Soyons lucides. L’intérêt de la TVA comme des cotisations sociales dans un pays où l’impôt sur le revenu n’est pas prélevé à la source, c’est d’abord d’être " invisible ". Il serait imprudent de transférer tous les prélèvements obligatoires (en gros, un peu moins de la moitié du revenu national ) vers un impôt direct sur le revenu. Imaginez l’enseignant recevant chaque mois un salaire de 24 000 francs par mois pour en reverser aussitôt 12 000 à l’Etat !

Et si l’impôt sur le revenu était prélevé à la source, sans même figurer sur le bulletin de salaire ? Cela n’enlèverait pas l’intérêt des taxes à la consommation, car elles restent un moyen d’orienter la consommation en tordant le système des prix relatifs . Ce raisonnement est parfois critiqué dans le cas des pollutaxes : " Si le prix de certaines consommations devient dissuasif, le RMIste sera le premier à y renoncer (sauf les cigarettes ?), tandis que le riche aura toujours les moyens d’acquitter ces droits à polluer ".

Même un écologiste au cœur tendre doit rester de marbre vis-à-vis de ces arguments.

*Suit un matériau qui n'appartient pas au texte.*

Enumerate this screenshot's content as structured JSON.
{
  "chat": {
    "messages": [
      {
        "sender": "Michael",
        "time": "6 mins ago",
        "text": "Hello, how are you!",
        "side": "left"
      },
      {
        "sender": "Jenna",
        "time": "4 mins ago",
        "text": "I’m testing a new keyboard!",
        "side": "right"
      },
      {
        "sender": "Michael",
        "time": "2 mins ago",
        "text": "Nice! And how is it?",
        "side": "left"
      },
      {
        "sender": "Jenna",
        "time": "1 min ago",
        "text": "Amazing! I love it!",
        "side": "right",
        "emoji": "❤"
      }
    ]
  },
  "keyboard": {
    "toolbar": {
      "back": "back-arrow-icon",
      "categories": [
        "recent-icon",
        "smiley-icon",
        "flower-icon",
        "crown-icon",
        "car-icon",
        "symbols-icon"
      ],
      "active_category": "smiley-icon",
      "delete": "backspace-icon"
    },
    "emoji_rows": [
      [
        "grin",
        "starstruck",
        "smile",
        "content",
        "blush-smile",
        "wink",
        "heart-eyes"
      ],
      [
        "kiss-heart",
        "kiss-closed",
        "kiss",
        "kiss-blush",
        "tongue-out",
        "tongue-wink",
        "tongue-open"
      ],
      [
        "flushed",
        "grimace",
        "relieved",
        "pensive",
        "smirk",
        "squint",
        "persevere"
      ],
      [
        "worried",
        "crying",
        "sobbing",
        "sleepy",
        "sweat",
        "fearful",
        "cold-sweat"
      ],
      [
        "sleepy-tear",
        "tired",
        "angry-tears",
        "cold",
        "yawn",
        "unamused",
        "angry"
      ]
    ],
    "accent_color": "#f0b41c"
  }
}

La richesse permet de tout acheter, ce n’est pas une découverte, et il est suspect de faire mine de s’en effaroucher justement au moment où l’on parle de pollutaxe. C’est reconnaître que, implicitement, la société accordait aux pauvres (comme aux riches d’ailleurs) un droit à polluer gratuitement, pour ne pas avoir à leur assurer un revenu décent leur permettant de consommer proprement ! Un peu comme les élites brésiliennes qui invitent les exclus à défricher l’Amazonie pour ne pas avoir à faire la réforme agraire dans le reste du pays. Alors, vive les pollutaxes, mais diminuons " vers le haut " la hiérarchie des revenus (par exemple, en augmentant de façon différenciée le salaire horaire au fur et à mesure que diminue le temps de travail).

Et dans le cas de la TVA ? Cette taxe est hélas de moins en moins sélective. Elle peut le redevenir, à la fois socialement et écologiquement, si l’on renforce la différenciation des taux (de 0 % pour les produits sains et fondamentaux à 40 %, par exemple, pour les produits superflus et polluants). Mais, même à taux uniforme, la TVA pèse utilement sur les prix relatifs , notamment parce qu’elle est déductible.

Déductible, la TVA l’est sur l’investissement et les consommations intermédiaires. Cela facilite la division du travail interfirmes (c’était l’un des buts recherchés lors de sa création en 1957) et cela favorise la substitution de la peine humaine par des machines. Trop, peut-être. On pourrait remédier à ce défaut en déduisant la TVA sur les amortissements (et non sur les investissements initiaux). En tout cas, la transformation des cotisations employeur (assises sur le seul travail) en TVA diminue le coût du travail pour les industries de main-d’oeuvre [5] et reporte ce coût vers les industries plus automatisées. Elle réalise ainsi une vieille revendication : faire cotiser les robots.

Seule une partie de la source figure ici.